IoT-based Fresh Produce Supply Chain Under Uncertainty: An Adaptive Optimization Framework
Chirag Seth, Mehrdad Pirnia, James H Bookbinder
TL;DR
The paper tackles perishable fresh-produce logistics under uncertainty in travel and environmental conditions by proposing an IoT-driven adaptive optimization framework that dynamically adjusts routing and temperature control. It combines Arrhenius and Q$_{10}$ shelf-life models with five optimization paradigms (Deterministic, RO, SP, DRO, and the adaptive model) and demonstrates, via scenario-based and synthetic-data experiments, that the adaptive framework can extend shelf life and substantially reduce temperature deviations while maintaining near-optimal travel times.
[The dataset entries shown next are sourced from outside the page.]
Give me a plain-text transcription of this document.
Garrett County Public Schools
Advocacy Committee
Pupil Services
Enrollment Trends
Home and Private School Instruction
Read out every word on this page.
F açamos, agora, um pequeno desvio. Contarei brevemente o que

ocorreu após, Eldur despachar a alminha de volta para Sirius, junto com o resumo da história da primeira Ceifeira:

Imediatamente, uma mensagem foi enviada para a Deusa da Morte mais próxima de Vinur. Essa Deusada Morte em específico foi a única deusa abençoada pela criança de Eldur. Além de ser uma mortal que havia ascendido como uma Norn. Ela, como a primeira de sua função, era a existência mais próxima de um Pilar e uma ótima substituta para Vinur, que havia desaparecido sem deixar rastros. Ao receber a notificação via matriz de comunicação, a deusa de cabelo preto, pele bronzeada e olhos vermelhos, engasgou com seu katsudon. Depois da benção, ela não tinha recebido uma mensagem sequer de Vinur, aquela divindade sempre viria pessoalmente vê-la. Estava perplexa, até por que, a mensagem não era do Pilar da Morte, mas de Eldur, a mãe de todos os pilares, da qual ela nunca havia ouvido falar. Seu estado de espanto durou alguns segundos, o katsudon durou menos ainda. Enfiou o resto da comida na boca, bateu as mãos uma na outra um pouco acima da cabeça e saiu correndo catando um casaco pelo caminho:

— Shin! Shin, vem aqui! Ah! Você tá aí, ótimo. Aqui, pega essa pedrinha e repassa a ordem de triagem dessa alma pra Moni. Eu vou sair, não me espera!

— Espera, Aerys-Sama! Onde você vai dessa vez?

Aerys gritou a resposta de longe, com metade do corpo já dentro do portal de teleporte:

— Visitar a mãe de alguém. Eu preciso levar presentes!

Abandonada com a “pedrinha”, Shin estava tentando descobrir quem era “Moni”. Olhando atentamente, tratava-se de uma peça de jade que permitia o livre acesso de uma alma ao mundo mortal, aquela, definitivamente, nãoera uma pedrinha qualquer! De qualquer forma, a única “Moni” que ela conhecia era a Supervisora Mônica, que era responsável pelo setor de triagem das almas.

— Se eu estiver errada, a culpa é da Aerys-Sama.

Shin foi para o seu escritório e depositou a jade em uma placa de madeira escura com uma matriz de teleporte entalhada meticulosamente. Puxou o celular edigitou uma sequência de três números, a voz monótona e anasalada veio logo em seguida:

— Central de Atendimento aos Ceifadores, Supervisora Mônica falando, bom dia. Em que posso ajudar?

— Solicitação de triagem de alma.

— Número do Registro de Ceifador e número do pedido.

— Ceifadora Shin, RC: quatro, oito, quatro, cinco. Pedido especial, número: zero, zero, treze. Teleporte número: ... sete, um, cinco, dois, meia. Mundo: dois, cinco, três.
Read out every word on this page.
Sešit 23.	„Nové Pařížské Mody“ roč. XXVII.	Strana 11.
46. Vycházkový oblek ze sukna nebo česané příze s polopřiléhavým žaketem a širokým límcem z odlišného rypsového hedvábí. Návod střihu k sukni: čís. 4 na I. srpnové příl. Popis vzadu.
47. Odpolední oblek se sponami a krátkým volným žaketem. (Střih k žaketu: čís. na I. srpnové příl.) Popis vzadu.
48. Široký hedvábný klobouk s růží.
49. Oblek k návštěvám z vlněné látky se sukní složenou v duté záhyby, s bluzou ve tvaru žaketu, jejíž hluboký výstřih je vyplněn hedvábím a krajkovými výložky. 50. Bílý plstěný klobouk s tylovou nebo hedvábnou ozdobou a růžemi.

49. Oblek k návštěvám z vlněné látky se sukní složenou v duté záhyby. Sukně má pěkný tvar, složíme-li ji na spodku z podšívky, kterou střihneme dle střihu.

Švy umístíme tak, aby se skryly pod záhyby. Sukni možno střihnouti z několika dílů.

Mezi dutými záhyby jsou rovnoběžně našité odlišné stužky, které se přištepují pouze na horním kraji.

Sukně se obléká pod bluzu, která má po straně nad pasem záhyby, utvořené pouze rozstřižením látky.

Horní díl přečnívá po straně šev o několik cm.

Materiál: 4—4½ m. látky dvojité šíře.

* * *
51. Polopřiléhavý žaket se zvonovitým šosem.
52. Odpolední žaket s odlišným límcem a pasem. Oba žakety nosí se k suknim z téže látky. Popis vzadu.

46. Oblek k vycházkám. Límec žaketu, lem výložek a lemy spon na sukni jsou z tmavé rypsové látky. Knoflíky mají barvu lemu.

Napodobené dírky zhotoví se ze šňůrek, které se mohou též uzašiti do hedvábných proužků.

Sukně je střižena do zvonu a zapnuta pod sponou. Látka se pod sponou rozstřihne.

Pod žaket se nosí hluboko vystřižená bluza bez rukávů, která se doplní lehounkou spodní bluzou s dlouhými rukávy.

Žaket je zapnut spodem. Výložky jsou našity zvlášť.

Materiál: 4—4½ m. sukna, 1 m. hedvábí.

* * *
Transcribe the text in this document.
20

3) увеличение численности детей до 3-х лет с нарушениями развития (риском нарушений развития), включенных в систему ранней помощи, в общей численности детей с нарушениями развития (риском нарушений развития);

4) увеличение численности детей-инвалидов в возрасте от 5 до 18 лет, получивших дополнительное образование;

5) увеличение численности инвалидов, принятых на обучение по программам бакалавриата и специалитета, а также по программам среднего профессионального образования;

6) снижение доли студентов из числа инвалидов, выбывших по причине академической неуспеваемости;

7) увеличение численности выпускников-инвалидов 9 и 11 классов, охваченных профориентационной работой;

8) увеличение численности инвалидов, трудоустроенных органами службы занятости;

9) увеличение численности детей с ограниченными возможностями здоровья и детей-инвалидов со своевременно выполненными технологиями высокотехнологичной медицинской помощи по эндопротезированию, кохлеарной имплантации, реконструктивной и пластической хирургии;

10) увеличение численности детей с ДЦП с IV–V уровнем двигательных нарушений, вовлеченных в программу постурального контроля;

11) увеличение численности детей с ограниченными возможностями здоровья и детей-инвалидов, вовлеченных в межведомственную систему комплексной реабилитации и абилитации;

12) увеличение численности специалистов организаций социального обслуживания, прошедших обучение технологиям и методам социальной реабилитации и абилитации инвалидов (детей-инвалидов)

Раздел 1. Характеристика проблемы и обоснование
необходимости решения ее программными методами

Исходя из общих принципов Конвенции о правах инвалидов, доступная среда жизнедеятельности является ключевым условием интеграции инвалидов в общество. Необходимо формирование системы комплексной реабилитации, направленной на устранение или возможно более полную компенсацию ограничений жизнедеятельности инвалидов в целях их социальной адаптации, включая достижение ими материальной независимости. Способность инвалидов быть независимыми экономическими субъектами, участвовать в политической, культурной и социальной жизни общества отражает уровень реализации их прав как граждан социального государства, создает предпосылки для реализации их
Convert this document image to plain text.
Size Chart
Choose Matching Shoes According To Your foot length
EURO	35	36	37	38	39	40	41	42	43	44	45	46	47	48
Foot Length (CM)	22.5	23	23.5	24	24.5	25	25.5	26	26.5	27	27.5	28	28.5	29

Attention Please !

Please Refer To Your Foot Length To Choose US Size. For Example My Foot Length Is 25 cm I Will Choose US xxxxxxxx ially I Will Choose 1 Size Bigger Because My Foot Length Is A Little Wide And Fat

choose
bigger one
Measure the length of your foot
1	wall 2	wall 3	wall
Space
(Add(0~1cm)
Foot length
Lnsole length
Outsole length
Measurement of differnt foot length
Key findings show the adaptive model yields up to ~18% shelf-life improvement and up to ~80% reduction in freshness deviation compared to non-adaptive baselines, validating its practicality for cold-chain logistics. The study highlights the value of real-time IoT feedback in enabling robust, data-driven decisions and outlines future extensions using reinforcement learning to further enhance policy adaptation in long-horizon, uncertain environments.
Abstract
Fruits and vegetables form a vital component of the global economy; however, their distribution poses complex logistical challenges due to high perishability, supply fluctuations, strict quality and safety standards, and environmental sensitivity. In this paper, we propose an adaptive optimization model that accounts for delays, travel time, and associated temperature changes impacting produce shelf life, and compare it against traditional approaches such as Robust Optimization, Distributionally Robust Optimization, and Stochastic Programming. Additionally, we conduct a series of computational experiments using Internet of Things (IoT) sensor data to evaluate the performance of our proposed model. Our study demonstrates that the proposed adaptive model achieves a higher shelf life, extending it by over 18\% compared to traditional optimization models, by dynamically mitigating temperature deviations through a temperature feedback mechanism. The promising results demonstrate the potential of this approach to improve both the freshness and efficiency of logistics systems an aspect often neglected in previous works.